Ce samedi 4 mai, où il est clair que les «troubles» dans les universités auxquels on n’attachait pas beaucoup d’importance sont devenus une «émeute», il y a dans ce que j’éprouve un étonnement qui va s’évanouir rapidement, dont je me souviendrai beaucoup plus tard : qui pouvait prévoir que l’ébranlement du pouvoir gaulliste surgirait du monde étudiant ? Que s’était-il passé depuis que j’avais quitté celui-ci seulement deux ans plus tôt, après l’obtention du Capes ? A Rouen, Bordeaux, Grenoble, le calme régnait dans les amphis, des mandarins débitaient dans le silence leurs cours rédigés dix ans avant. La violence des manifs contre la guerre d’Algérie, des castagnes entre étudiants de gauche et d’extrême droite s’arrêtait à la porte des facs et des restos U. Ce qu’André Breton écrit dans Nadja, en observant les gens qui sortent des bureaux et des ateliers rue La Fayette - «Allons, ce n’étaient pas encore ceux-là qu’on trouverait prêts à faire la Révolution» -, j’aurais pu le dire alors de mes congénères assis à côté de moi. Breton, mort en 1966 dans la discrétion, dont je n’avais certainement pas oublié, en ce début mai 1968, ce qu’il écrit aussi : «L’événement dont chacun est en droit d’attendre la révélation du sens de sa propre vie, cet événement […] n’est pas au prix du travail.» Je ne peux prévoir que dans l’espace d’une semaine ou deux, ce message se déclinera de toutes les manières sur les murs. Ni que la révolte des étudiants va entraîner celle des salariés se souciant comme d’une guigne des mots d’ordre syndicaux, qu’elle sera à deux doigts près de balayer le président de la République. Je suis seulement suspendue dans l’attente, le désir secret, ardent, que ça continue.

Aujourd’hui, il me semble que nous soyons nombreux à retenir notre souffle, à ne pas oser dire cette espérance, dont on soupçonne qu’elle relève de la pensée magique, d’un nouveau Mai 68. L’abondance des émissions, des papiers consacrés à celui-ci nous paraît propice à en répandre le désir dans les générations qui sont nées après. On en voit les signes, le blocage des facultés, les interventions brutales de la police, la lutte des cheminots. On se refait le coup du «même», comme chaque fois que des étudiants et des lycéens descendent dans la rue, en 1986 (loi Devaquet), en 2006 (CPE) - mais, notons-le, pas en 2005 quand ce sont les jeunes des banlieues qui brûlent des voitures à l’instar pourtant des jeunes de la rue Gay-Lussac.

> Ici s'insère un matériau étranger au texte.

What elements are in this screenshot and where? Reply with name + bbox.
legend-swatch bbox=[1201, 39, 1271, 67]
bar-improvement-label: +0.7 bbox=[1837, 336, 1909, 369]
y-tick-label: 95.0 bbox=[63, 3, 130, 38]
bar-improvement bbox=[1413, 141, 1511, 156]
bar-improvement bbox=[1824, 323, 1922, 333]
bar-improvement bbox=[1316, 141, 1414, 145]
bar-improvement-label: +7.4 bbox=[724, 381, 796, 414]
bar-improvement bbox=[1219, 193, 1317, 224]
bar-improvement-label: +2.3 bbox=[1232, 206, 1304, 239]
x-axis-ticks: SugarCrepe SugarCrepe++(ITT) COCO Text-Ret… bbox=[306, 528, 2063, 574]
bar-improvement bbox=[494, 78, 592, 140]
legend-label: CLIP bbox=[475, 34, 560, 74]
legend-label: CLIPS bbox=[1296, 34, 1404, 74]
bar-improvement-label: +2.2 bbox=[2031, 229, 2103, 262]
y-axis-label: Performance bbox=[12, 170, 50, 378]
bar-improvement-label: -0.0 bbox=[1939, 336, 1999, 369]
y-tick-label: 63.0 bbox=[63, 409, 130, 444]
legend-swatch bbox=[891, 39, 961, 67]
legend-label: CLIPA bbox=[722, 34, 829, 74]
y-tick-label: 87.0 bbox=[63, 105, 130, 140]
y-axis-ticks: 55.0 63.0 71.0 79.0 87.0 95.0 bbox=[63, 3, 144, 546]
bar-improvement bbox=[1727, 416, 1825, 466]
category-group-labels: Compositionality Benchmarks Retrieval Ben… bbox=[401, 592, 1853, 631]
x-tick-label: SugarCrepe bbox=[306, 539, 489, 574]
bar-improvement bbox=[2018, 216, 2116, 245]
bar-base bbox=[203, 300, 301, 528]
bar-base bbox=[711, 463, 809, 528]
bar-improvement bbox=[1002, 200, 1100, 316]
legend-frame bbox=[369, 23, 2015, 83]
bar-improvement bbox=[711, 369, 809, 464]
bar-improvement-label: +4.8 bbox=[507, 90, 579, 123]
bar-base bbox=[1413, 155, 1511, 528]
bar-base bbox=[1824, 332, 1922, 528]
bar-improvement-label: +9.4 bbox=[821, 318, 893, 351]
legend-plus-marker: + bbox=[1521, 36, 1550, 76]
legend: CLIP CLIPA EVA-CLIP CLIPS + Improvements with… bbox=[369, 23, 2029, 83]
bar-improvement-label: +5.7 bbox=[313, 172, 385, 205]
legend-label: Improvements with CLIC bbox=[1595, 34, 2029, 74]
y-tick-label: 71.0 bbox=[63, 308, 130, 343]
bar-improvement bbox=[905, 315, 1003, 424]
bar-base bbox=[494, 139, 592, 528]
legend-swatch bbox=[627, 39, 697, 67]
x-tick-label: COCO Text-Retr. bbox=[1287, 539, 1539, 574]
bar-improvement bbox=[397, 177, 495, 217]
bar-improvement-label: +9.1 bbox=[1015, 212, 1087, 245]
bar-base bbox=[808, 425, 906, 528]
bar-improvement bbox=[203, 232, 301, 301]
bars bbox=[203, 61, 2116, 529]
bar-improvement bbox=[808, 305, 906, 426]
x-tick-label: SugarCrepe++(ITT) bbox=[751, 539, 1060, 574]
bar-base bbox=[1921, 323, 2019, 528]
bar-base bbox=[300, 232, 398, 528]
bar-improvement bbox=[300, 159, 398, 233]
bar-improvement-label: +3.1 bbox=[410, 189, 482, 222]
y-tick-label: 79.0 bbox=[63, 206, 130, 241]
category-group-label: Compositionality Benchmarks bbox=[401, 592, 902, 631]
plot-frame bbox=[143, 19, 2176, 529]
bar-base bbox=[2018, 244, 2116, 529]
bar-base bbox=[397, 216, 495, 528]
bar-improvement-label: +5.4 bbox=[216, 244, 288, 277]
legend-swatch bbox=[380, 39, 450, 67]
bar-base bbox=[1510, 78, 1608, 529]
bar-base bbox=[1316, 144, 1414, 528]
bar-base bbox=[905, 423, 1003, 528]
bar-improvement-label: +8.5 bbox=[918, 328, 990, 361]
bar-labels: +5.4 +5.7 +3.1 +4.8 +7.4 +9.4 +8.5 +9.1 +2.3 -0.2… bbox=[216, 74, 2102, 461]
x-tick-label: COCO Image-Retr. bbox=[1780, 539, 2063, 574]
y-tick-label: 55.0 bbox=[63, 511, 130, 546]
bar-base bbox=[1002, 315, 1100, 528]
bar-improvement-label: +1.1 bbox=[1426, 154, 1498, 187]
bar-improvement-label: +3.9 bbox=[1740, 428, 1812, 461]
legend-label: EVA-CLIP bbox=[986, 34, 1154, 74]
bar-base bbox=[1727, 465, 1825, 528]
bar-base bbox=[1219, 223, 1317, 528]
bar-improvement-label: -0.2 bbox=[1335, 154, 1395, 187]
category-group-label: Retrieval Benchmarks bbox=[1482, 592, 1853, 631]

Mais la France, comme les autres pays, n’a plus du tout le même visage qu’il y a cinquante ans et Mai 68 en est justement responsable en partie. La révolution qui viendra - parce que la domination demeure, les injustices augmentent et le désir d’une autre vie ne s’éteint pas - aura une forme que nous ne pouvons pas encore imaginer.

Annie Ernaux

Dernier ouvrage paru : «Mémoire de fille», Gallimard, 2016.